Honestly, I think that there is a problem of superficial diversity in terms of all the diversities in the Action Plan for Official Languages. We should focus on something other than education, health and immigration through the Official Languages Support Programs and think about our sub‑communities a little more intentionally.
The Chair: Is there enough data to ensure that the federal government can understand the various needs of the communities when it comes to supporting them?
Zakary-Georges Gagné: Not in the least.
I believe that our francophone advocacy organizations in the Canadian and Acadian francophonie aren’t well equipped to carry out these projects. There’s very little collaboration. When I talk about collaboration, I’m not talking about exchanging emails and getting to know each other, but having long-term projects and formal partnerships to ensure that the francophonie and the 2SLGBTQI+ community are connected through the francophonie’s advocacy organizations. You know these organizations. I would invite them, as well as the OLSP, to encourage and facilitate the connection between these major francophone organizations and the organizations that represent and serve minorities in our communities.
The Chair: The previous witnesses recommended greater interdepartmental collaboration at the federal level. What’s your opinion on that?
Zakary-Georges Gagné: I’m of the same mind. Queer people need to be represented and served by all the departments. Queer people need health.
There are queer immigrants who experience very specific realities, both in terms of employment and justice.
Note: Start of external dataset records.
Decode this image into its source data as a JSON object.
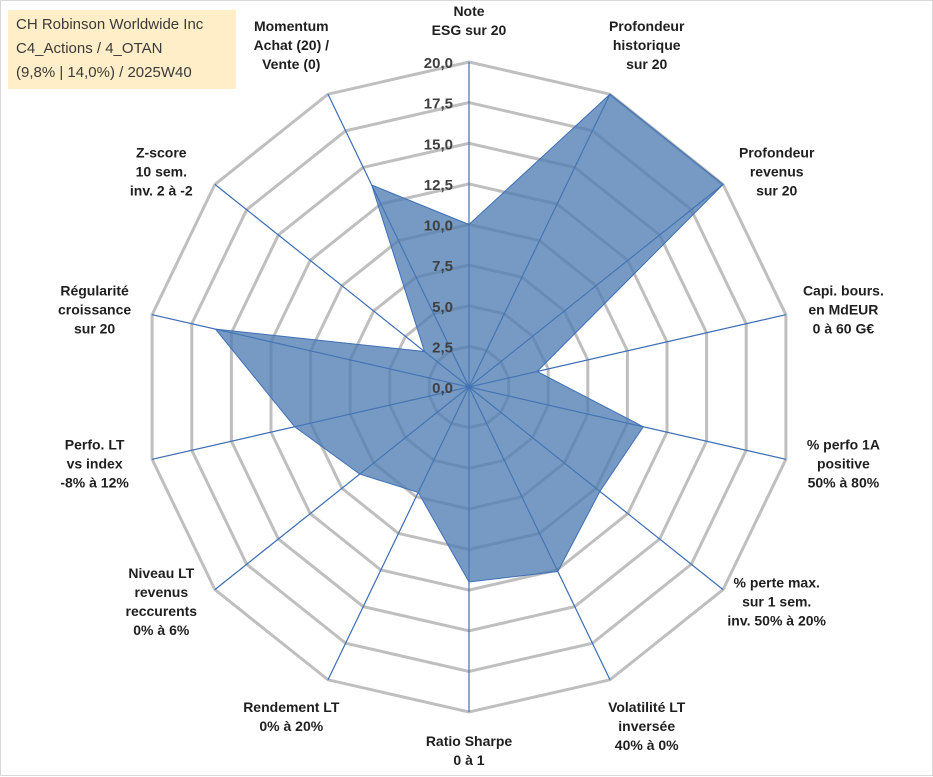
{
  "title_box": {
    "line1": "CH Robinson Worldwide Inc",
    "line2": "C4_Actions / 4_OTAN",
    "line3": "(9,8% | 14,0%) / 2025W40"
  },
  "colors": {
    "fill": "#4f7db4",
    "axis": "#3f6fb5",
    "grid": "#bfbfbf"
  },
  "chart_data": {
    "type": "radar",
    "rmin": 0,
    "rmax": 20,
    "tick_labels": [
      "0,0",
      "2,5",
      "5,0",
      "7,5",
      "10,0",
      "12,5",
      "15,0",
      "17,5",
      "20,0"
    ],
    "categories": [
      [
        "Note",
        "ESG sur 20"
      ],
      [
        "Profondeur",
        "historique",
        "sur 20"
      ],
      [
        "Profondeur",
        "revenus",
        "sur 20"
      ],
      [
        "Capi. bours.",
        "en MdEUR",
        "0 à 60 G€"
      ],
      [
        "% perfo 1A",
        "positive",
        "50% à 80%"
      ],
      [
        "% perte max.",
        "sur 1 sem.",
        "inv. 50% à 20%"
      ],
      [
        "Volatilité LT",
        "inversée",
        "40% à 0%"
      ],
      [
        "Ratio Sharpe",
        "0 à 1"
      ],
      [
        "Rendement LT",
        "0% à 20%"
      ],
      [
        "Niveau LT",
        "revenus",
        "reccurents",
        "0% à 6%"
      ],
      [
        "Perfo. LT",
        "vs index",
        "-8% à 12%"
      ],
      [
        "Régularité",
        "croissance",
        "sur 20"
      ],
      [
        "Z-score",
        "10 sem.",
        "inv. 2 à -2"
      ],
      [
        "Momentum",
        "Achat (20) /",
        "Vente (0)"
      ]
    ],
    "values": [
      10.0,
      20.0,
      20.0,
      4.3,
      11.0,
      10.3,
      12.6,
      12.0,
      7.2,
      8.6,
      11.0,
      16.0,
      3.5,
      13.8
    ],
    "grid": true,
    "legend": "none"
  }
}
All queer people live in society as a whole. They’re not just queer people who need queer projects; they need to be represented and well served by all departments. This interdepartmental collaboration is crucial to ensuring that we can thrive in every aspect of our lives, and not just when we receive services from a 2SLGBTQI+ organization. I think of my daily life: ServiceOntario, my doctor. All these services should have resources and plans to ensure that I’m well served and that I can exist in our communities, not only today, but for the rest of my life.
The Chair: My colleagues have no more questions for you. Thank you for being here with us today, Ms. Gagné.
As Senator Moncion said, you’ve been a tremendous source of information not only on health care, but also on the realities of queer people in Canada. You’re living proof that the 2SLGBTQI+ community has much to contribute to our country. You’ve proven that very eloquently this evening. Thank you very much for your participation
We’ll end there. Thank you and have a great evening.